En l’espèce, conformément à l’article 3 de la Convention, M. [U] a établi le 3 janvier 2022 la demande de signification de l’assignation transmise le 7 janvier 2022 à l’Autorité centrale (suivant LRAR produite) et l’a enrôlée auprès du Tribunal Judiciaire de Montauban le 14 février 2022.
Il a choisi l’envoi auprès de l’Autorité centrale «’selon les formes légales’» de l’article 5al1a) de la convention de La Haye en cochant sur le formulaire type la case a).
Par courrier du 2 mars 2022, l’Autorité en a accusé réception mais en application de l’article 4, elle sollicitait une traduction et d’autres précisions tout en l’avisant qu’il pouvait procéder par un autre moyen en cochant la case C du formulaire relative à la «’remise simple’».
Par courrier du 8 mars 2022, l’huissier a, au nom de M. [U], transmis la même demande datée également du 3 janvier mais en cochant cette fois la case c) «’remise simple’» de l’article 5 al2.
L’article 5, alinéa 2, de la convention prévoit que « l’acte peut toujours être remis au destinataire qui l’accepte volontairement’». Dans ce cas, l’acte est transmis au destinataire par les autorités de l’État de destination par la poste ou bien il est communiqué par une personne de celui-ci, par exemple, les services de police ou de gendarmerie qui peuvent lui porter l’acte ou encore le destinataire peut être invité à aller chercher l’acte au tribunal.
M. [U] reconnaît qu’il ne justifie pas du justificatif de la remise simple de l’acte par l’Etat requis qu’il a sollicité une seconde fois le 8 mars 2022. Il ne justifie pas non plus des démarches effectuées en vue d’obtenir un justificatif de la remise de l’acte auprès des autorités compétentes de l’Etat requis.
Toutefois et parallèlement à sa première transmission, l’huissier mandaté par M. [U] a procédé par envoi postal suivant lettre recommandée internationale du 7 janvier 2022 dont M. [D] a signé l’accusé de réception le 12 janvier.

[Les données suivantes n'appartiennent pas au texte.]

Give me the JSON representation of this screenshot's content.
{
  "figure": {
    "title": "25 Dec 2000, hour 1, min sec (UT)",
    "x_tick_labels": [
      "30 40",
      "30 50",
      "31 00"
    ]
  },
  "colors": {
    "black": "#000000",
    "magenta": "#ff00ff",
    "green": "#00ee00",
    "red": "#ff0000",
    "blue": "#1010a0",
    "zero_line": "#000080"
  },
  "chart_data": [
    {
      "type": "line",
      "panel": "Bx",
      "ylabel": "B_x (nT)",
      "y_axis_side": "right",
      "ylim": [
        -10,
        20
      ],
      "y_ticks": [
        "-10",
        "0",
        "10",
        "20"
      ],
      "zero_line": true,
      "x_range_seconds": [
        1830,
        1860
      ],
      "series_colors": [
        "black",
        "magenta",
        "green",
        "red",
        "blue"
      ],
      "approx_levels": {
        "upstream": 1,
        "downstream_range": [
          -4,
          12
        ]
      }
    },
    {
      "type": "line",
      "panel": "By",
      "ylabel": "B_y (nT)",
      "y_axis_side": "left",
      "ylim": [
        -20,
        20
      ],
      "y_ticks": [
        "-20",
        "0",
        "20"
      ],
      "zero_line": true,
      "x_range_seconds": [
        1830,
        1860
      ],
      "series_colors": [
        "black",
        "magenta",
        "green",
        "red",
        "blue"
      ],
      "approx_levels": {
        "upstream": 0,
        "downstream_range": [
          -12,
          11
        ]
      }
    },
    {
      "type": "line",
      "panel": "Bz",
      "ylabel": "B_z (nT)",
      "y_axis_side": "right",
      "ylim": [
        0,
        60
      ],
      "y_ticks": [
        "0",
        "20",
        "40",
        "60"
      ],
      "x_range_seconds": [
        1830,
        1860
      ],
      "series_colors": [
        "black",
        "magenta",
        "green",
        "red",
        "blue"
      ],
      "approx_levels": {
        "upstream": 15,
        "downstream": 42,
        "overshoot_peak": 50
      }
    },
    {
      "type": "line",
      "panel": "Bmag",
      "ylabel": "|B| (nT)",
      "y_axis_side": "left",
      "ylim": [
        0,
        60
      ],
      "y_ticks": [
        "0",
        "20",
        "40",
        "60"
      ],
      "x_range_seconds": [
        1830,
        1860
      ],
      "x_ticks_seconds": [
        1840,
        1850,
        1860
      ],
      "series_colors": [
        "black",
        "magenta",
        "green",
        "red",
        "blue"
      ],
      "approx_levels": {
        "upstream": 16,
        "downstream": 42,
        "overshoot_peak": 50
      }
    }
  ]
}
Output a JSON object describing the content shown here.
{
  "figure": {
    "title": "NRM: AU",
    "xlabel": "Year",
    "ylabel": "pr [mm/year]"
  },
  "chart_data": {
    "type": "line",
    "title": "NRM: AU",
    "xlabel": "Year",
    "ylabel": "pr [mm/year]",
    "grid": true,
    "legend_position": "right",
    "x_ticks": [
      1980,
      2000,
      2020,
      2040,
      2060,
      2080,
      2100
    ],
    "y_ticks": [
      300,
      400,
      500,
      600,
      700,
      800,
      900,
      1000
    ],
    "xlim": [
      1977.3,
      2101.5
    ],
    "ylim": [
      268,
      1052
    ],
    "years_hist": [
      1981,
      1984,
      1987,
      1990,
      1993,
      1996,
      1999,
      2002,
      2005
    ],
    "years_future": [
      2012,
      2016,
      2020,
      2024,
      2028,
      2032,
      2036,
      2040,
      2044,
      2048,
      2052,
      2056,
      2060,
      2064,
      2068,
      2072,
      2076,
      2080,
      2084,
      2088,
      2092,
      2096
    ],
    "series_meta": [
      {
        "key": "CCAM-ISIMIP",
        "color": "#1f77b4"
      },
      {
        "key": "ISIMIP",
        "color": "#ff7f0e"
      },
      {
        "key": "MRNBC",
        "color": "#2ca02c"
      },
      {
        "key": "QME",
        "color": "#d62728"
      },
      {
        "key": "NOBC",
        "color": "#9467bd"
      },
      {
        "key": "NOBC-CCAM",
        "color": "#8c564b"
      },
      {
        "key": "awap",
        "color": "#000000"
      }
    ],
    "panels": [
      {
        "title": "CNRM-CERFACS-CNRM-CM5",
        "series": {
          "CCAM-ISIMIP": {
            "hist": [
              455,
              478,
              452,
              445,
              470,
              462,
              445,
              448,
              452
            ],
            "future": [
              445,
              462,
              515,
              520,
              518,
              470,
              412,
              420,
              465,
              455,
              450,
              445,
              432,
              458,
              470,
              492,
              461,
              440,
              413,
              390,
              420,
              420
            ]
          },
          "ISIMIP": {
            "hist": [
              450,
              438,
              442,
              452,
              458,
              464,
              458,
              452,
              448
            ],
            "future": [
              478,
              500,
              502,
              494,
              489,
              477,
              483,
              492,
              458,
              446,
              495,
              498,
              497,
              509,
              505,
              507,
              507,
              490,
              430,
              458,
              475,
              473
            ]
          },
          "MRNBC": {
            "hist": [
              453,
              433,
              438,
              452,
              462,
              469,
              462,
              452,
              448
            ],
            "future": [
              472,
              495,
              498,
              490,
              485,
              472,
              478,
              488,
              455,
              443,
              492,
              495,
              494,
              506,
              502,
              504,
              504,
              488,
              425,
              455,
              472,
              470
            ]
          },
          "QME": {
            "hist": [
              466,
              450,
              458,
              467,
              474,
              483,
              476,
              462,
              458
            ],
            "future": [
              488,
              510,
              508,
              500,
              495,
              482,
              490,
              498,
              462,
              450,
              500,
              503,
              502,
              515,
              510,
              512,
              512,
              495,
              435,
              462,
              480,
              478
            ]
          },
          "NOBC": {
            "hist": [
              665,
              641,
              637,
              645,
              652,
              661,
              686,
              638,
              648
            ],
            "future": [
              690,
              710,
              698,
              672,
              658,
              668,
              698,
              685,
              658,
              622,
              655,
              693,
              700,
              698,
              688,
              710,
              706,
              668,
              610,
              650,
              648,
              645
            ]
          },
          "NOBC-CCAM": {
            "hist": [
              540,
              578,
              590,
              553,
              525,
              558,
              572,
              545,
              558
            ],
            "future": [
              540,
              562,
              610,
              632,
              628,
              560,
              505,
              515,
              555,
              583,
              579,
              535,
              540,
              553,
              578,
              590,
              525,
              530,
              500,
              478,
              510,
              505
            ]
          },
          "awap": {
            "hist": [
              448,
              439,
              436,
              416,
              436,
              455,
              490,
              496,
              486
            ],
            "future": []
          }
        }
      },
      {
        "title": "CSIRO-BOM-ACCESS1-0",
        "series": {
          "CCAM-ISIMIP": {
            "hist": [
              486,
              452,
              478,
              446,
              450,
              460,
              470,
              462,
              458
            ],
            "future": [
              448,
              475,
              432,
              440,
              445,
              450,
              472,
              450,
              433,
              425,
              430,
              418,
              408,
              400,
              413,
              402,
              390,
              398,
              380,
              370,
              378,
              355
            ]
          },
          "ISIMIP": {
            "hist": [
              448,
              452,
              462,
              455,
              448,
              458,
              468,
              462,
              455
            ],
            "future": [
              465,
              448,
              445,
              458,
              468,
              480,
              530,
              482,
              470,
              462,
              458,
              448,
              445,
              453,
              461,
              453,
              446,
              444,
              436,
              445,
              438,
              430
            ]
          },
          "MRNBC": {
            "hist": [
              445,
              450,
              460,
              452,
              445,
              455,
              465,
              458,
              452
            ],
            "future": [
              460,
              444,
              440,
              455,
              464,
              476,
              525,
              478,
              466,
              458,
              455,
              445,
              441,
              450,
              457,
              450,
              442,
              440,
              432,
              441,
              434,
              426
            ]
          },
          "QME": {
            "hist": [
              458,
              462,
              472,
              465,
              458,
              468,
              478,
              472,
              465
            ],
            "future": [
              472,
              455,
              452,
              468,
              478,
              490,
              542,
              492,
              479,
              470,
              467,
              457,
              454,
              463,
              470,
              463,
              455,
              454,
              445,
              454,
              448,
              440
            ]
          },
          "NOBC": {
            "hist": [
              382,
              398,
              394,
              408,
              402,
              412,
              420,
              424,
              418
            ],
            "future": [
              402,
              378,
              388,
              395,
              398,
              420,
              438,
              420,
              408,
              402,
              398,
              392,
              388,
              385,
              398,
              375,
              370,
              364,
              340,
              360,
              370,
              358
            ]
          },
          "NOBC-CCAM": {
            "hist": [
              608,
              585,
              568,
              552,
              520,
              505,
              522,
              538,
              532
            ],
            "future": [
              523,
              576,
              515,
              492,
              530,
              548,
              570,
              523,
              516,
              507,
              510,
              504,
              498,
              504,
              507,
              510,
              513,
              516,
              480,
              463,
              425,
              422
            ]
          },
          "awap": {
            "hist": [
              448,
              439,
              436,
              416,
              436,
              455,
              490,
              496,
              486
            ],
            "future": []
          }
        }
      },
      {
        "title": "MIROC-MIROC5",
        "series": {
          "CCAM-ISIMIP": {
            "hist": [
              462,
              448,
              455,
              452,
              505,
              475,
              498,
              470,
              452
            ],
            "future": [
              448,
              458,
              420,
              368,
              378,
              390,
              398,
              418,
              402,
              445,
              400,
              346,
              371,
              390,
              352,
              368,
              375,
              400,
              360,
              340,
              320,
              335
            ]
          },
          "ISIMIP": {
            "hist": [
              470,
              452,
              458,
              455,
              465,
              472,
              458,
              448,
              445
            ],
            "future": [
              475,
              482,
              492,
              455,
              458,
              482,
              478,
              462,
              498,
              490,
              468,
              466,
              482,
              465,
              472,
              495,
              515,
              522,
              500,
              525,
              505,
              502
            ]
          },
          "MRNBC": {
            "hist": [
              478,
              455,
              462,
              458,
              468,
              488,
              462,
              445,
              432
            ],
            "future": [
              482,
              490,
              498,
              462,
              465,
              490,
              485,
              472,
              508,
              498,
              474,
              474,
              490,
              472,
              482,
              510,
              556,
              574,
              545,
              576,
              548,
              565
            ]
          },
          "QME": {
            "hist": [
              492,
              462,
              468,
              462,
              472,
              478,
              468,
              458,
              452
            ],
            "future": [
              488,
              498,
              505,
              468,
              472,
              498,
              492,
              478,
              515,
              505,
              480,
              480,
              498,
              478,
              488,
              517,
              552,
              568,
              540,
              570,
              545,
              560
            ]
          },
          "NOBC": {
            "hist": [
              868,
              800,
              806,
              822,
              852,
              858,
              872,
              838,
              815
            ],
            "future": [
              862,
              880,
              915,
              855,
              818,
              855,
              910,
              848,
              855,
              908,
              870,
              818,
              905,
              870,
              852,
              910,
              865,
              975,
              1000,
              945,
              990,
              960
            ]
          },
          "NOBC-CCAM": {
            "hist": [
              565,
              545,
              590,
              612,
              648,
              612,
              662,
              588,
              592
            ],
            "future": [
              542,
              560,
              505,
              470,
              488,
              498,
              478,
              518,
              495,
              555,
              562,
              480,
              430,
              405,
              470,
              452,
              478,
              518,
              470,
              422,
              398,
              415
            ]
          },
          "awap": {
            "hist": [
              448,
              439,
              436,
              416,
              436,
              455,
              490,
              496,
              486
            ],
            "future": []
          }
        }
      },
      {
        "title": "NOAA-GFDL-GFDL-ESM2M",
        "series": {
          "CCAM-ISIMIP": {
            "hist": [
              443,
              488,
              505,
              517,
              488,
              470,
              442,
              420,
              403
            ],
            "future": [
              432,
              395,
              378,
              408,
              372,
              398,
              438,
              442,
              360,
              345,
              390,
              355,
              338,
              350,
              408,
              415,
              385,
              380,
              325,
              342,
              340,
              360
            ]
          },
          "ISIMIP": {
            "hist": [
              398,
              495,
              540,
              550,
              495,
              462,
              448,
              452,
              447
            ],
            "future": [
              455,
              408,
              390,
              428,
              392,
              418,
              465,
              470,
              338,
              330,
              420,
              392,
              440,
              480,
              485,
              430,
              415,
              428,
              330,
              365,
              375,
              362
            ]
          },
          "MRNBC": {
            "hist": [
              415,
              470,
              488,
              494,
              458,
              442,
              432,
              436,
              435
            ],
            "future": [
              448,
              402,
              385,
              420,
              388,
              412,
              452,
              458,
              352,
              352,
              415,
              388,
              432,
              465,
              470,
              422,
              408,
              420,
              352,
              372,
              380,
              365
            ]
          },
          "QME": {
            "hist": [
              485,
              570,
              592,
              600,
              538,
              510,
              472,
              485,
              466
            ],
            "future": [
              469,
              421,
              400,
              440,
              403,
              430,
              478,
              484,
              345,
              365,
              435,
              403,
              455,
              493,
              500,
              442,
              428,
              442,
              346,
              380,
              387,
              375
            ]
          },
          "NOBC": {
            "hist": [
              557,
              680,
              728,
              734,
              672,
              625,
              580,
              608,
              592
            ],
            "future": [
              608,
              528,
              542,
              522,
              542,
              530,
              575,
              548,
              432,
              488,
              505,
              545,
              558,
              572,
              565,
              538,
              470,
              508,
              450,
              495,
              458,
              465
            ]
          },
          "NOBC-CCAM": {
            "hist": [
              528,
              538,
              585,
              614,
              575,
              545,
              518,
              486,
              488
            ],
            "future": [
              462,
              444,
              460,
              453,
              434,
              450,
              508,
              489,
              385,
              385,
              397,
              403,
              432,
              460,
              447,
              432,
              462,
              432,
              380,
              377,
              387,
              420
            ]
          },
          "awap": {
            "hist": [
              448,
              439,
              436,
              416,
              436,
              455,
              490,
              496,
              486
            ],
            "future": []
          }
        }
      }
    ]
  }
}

Il était joint une copie de l’assignation visant la date de l’audience de 5 mai 2022 à 14h 30 au Tribunal Judiciaire de Montauban précisant l’adresse de la juridiction et la nécessité de se faire représenter par un avocat, ainsi qu’un courrier en langue anglaise daté du même jour visant les mêmes informations sur la date et le lieu de l’audience.
La Convention de La Haye n’exige pas la traduction de l’acte’: elle permet une telle dispense s’il est utilisé la voie principale de l’article 5 al2. Et le mode alternatif de transmission prévu à l’article 10 ne vise aucun formalisme particulier dont la traduction dans la langue du destinataire.
Dans ces conditions, l’assignation de M. [D] par voie postale reçue le 12 janvier (date de l’accusé de réception) doit être validée et la décision sera en conséquence confirmée sauf à préciser qu’il ne s’agit pas d’une fin de non recevoir mais d’une exception de nullité.
PAR CES MOTIFS
La cour
– Confirme la décision du juge de la mise en état en date du 13 décembre 2022 sauf à requalifier la fin de non recevoir rejetée en exception de nullité également rejetée.
– Vu l’article 700 du code de procédure civile, déboute M. [U] de sa demande.
– Dit que les dépens d’appel suivront le sort des dépens de l’instance au fond.